Die Autorin versucht bei aller Bissigkeit immer objektiv zu bleiben und mehr als einmal stellt sie sich die Frage: Bin ich neidisch, weil es zu meiner Zeit anders war? Weil meine Kinder nicht auf eine teure Phorms Privatschule gehen konnten, auf der sie u.a die Möglichkeit gehabt hätten, Mandarin zu lernen? Aber nein, sie ist nicht sozialneidisch, sie schildert Beobachtungen, die mir allzu bekannt vorkommen. Warum nur ist es heutzutage soo unglaublich besonders, Eltern zu sein? Die Autorin fragt sich: was wird eigentlich aus diesen Vollzeitmüttern, die sich ausschließlich über ihre späten Wunschkinder definieren und alles in dessen Förderung stecken? Und vor allen Dingen- welche Generation von Me First- Tyrannen wächst dort eigentlich heran?
Ich bin gerne im Prenzlauer Berg. Für einen Ausflug, entweder Zoo oder Prenzlauer Berg. Es ist eigenartig dort, lustig. Tagsüber. Abends ist es schön, in meinen piefigen Stadtteil zurückzukehren. In dem es ruhig ist und in dem es auch ein sehr schönes französisches Cafe gibt, in das ich meine Kinder auch manchmal mitnehme.
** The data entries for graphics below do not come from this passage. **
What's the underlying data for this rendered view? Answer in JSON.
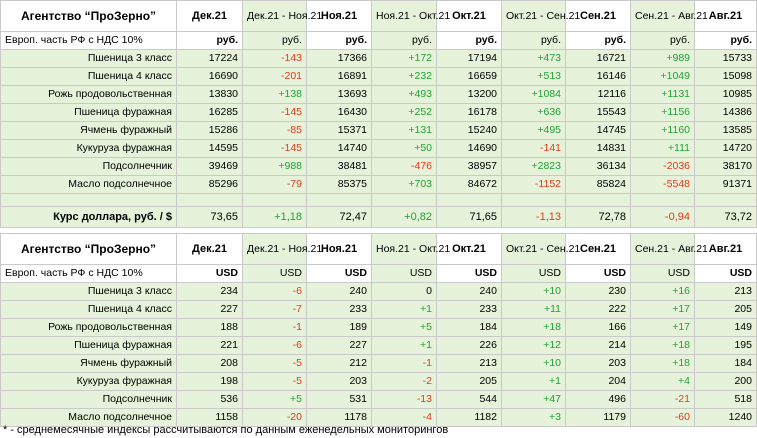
{
  "agency": "Агентство “ПроЗерно”",
  "periods": [
    {
      "label": "Дек.21",
      "type": "month"
    },
    {
      "label": "Дек.21 - Ноя.21",
      "type": "diff"
    },
    {
      "label": "Ноя.21",
      "type": "month"
    },
    {
      "label": "Ноя.21 - Окт.21",
      "type": "diff"
    },
    {
      "label": "Окт.21",
      "type": "month"
    },
    {
      "label": "Окт.21 - Сен.21",
      "type": "diff"
    },
    {
      "label": "Сен.21",
      "type": "month"
    },
    {
      "label": "Сен.21 - Авг.21",
      "type": "diff"
    },
    {
      "label": "Авг.21",
      "type": "month"
    }
  ],
  "rub_table": {
    "subheader": "Европ. часть РФ с НДС 10%",
    "units": [
      "руб.",
      "руб.",
      "руб.",
      "руб.",
      "руб.",
      "руб.",
      "руб.",
      "руб.",
      "руб."
    ],
    "rows": [
      {
        "name": "Пшеница 3 класс",
        "values": [
          "17224",
          "-143",
          "17366",
          "+172",
          "17194",
          "+473",
          "16721",
          "+989",
          "15733"
        ]
      },
      {
        "name": "Пшеница 4 класс",
        "values": [
          "16690",
          "-201",
          "16891",
          "+232",
          "16659",
          "+513",
          "16146",
          "+1049",
          "15098"
        ]
      },
      {
        "name": "Рожь продовольственная",
        "values": [
          "13830",
          "+138",
          "13693",
          "+493",
          "13200",
          "+1084",
          "12116",
          "+1131",
          "10985"
        ]
      },
      {
        "name": "Пшеница фуражная",
        "values": [
          "16285",
          "-145",
          "16430",
          "+252",
          "16178",
          "+636",
          "15543",
          "+1156",
          "14386"
        ]
      },
      {
        "name": "Ячмень фуражный",
        "values": [
          "15286",
          "-85",
          "15371",
          "+131",
          "15240",
          "+495",
          "14745",
          "+1160",
          "13585"
        ]
      },
      {
        "name": "Кукуруза фуражная",
        "values": [
          "14595",
          "-145",
          "14740",
          "+50",
          "14690",
          "-141",
          "14831",
          "+111",
          "14720"
        ]
      },
      {
        "name": "Подсолнечник",
        "values": [
          "39469",
          "+988",
          "38481",
          "-476",
          "38957",
          "+2823",
          "36134",
          "-2036",
          "38170"
        ]
      },
      {
        "name": "Масло подсолнечное",
        "values": [
          "85296",
          "-79",
          "85375",
          "+703",
          "84672",
          "-1152",
          "85824",
          "-5548",
          "91371"
        ]
      }
    ]
  },
  "exchange_rate": {
    "label": "Курс доллара, руб. / $",
    "values": [
      "73,65",
      "+1,18",
      "72,47",
      "+0,82",
      "71,65",
      "-1,13",
      "72,78",
      "-0,94",
      "73,72"
    ]
  },
  "usd_table": {
    "subheader": "Европ. часть РФ с НДС 10%",
    "units": [
      "USD",
      "USD",
      "USD",
      "USD",
      "USD",
      "USD",
      "USD",
      "USD",
      "USD"
    ],
    "rows": [
      {
        "name": "Пшеница 3 класс",
        "values": [
          "234",
          "-6",
          "240",
          "0",
          "240",
          "+10",
          "230",
          "+16",
          "213"
        ]
      },
      {
        "name": "Пшеница 4 класс",
        "values": [
          "227",
          "-7",
          "233",
          "+1",
          "233",
          "+11",
          "222",
          "+17",
          "205"
        ]
      },
      {
        "name": "Рожь продовольственная",
        "values": [
          "188",
          "-1",
          "189",
          "+5",
          "184",
          "+18",
          "166",
          "+17",
          "149"
        ]
      },
      {
        "name": "Пшеница фуражная",
        "values": [
          "221",
          "-6",
          "227",
          "+1",
          "226",
          "+12",
          "214",
          "+18",
          "195"
        ]
      },
      {
        "name": "Ячмень фуражный",
        "values": [
          "208",
          "-5",
          "212",
          "-1",
          "213",
          "+10",
          "203",
          "+18",
          "184"
        ]
      },
      {
        "name": "Кукуруза фуражная",
        "values": [
          "198",
          "-5",
          "203",
          "-2",
          "205",
          "+1",
          "204",
          "+4",
          "200"
        ]
      },
      {
        "name": "Подсолнечник",
        "values": [
          "536",
          "+5",
          "531",
          "-13",
          "544",
          "+47",
          "496",
          "-21",
          "518"
        ]
      },
      {
        "name": "Масло подсолнечное",
        "values": [
          "1158",
          "-20",
          "1178",
          "-4",
          "1182",
          "+3",
          "1179",
          "-60",
          "1240"
        ]
      }
    ]
  },
  "footnote": "* - среднемесячные индексы рассчитываются по данным еженедельных мониторингов",
  "colors": {
    "negative": "#e23b1e",
    "positive": "#21a336",
    "band": "#e6f2da",
    "grid": "#c9c9c9"
  }
}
Damit sie lernen, sich zu benehmen. Wie in der richtigen Welt. Das finde ich persönlich wichtig. Abends bin ich lieber in Friedrichshain unterwegs oder in Kreuzberg, alleine und ohne Kinder. Das ist spannender.
Fazit:
Dieses Buch spricht mir sehr aus der Seele. Ich hänge ja auch grade genau drinne. Natürlich habe ich mit meinem Sohn auch einen Emmi Pickler Krabbelkurs besucht und bin zum Musikgarten gegangen. Um dann irgendwann festzustellen- das isses nicht. Kinder sind Kinder und sollen Kinder sein. Die Menschheit bringt seit Jahrmillionen ihre Brut ohne TamTam darum zu Welt, also schaffe ich das auch. Und meine Kinder werden ganz sicher auch ohne Yoga- Sprachenfrühförderung- Ballett- Klavier- Nido- Eltern- Tausend- Euro Kinderwagen etcpp groß werden und hoffentlich glücklich. Mittlerweile kenne ich schon drei (schwäbische) Familien, die ihre Eigentumswohnungen am PBerg verkauft haben und hierher gezogen sind. Weil sie keinen Bock mehr auf diesen Irrsinn dort hatten. Sind ganz nett.
Ein tolles Buch, komisch, genau beobachtet, erschreckend realistisch. Würde mich mal interessieren, ob das auch nur eine Buchhandlung im PBerg an Lager hat.